On day 5 you add flour, sugar, and milk. Then, you get to mush some more. Well, when you get to day 10 is when you discover that you have to have friends in order to keep the starter going. After adding more flour, sugar, and milk, then you have to divide up the mixture into four parts: 1 to bake your bread, and 3 to give away (you can save one of those for yourself if you feel like keeping up on the mushing). I think I've received the Amish friendship bread starter six or seven times and that means I should have passed it on to anywhere from 12-21 friends (depending on if I kept some for myself); I think I've given it to two friends total. I actually do have more than two friends, I just seemed to have kept forgetting to bring a bag of glop to someone and the bags ended up sitting on the countertop going unmushed for days. Into the garbage they went.

The few times that I've actually taken the time to bake my remaining portion have been tastily rewarded. To the glop you end up adding: vegetable oil, sugar, flour, baking powder, baking soda, eggs, milk, a small box of vanilla pudding mix, cinnamon, and salt. The bread is soft with a flaky, chewy cinnamony crust.

The puzzler is, what kind of Amish did this starter come from that they would include a box of vanilla pudding mix in the recipe? What Amish people have boxes of vanilla pudding mix? Maybe that's the equivalent of a junkie in jail, paying off a guard to get him some drugs. [Amish person to tourist] "Psst, you brother. Come hither. Whilst thou hastily run up yonder road to the nearest grocer and fetch me a box of vanilla pudding mix?"

With the three extra bags that you must pass off to people to keep the starters (and the friendships?) alive, I can't help but compare this to the other fun things we pass off to friends, like colds and other illnesses. You know, I catch a cold, "Great, now I'm stuck with this!" I get a bag of glop, "Great, now I'm stuck with this!" Hey, that's what friends are for!

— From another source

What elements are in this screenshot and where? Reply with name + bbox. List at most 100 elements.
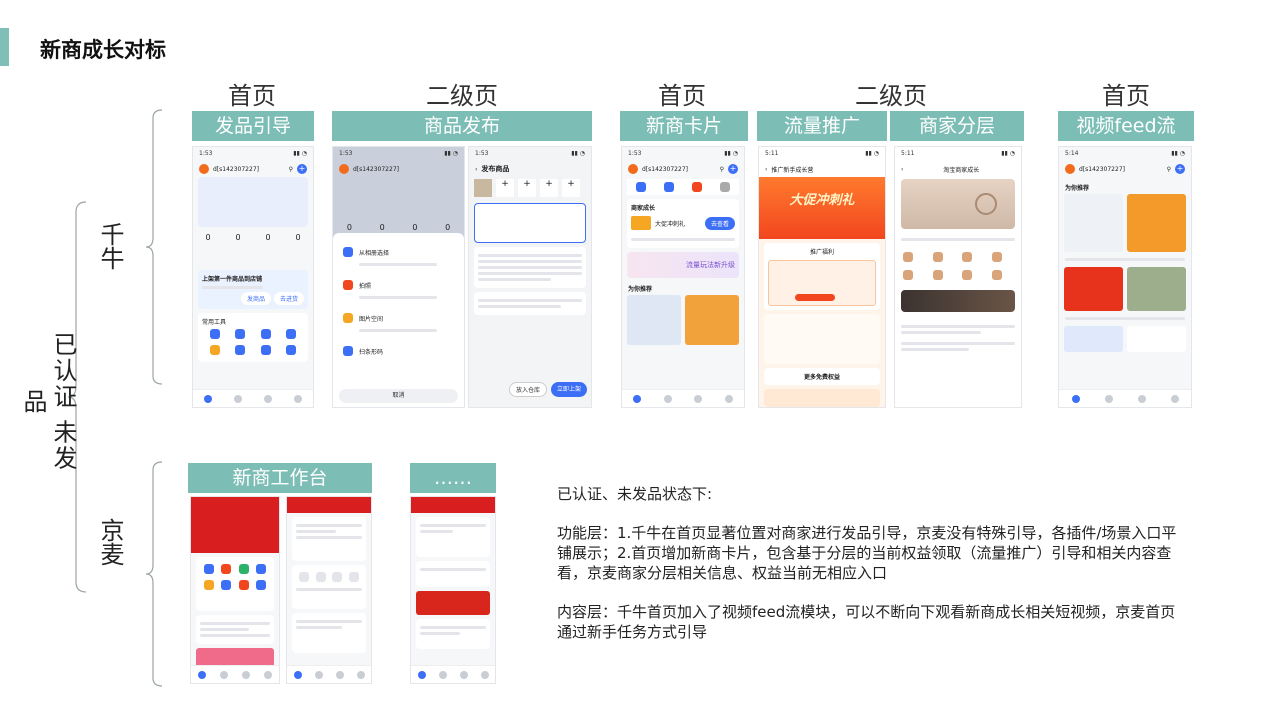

Well, if you ever have the privelege of receiving an Amish friendship bread starter I hope you have a fun time mushing it, possibly baking it, and possibly sharing it. Spread the love (and the mushing!)


ldsjaneite said...

:-) "Mush" Maybe that's why Mom wanted to drive the sled dogs.

Alanna said...

Yah! I'm so glad you started a blog! You have made me feel so much better about the one bag of "glop" I received that ended up in the garbage. It's hard to think about it everyday...especially since the days that you are supposed to finally start actually doing something significant begin about the time the bag has blended in with the countertop in your mind's eye! I am sooo with you--though I would like to actually try eating a finished product one day!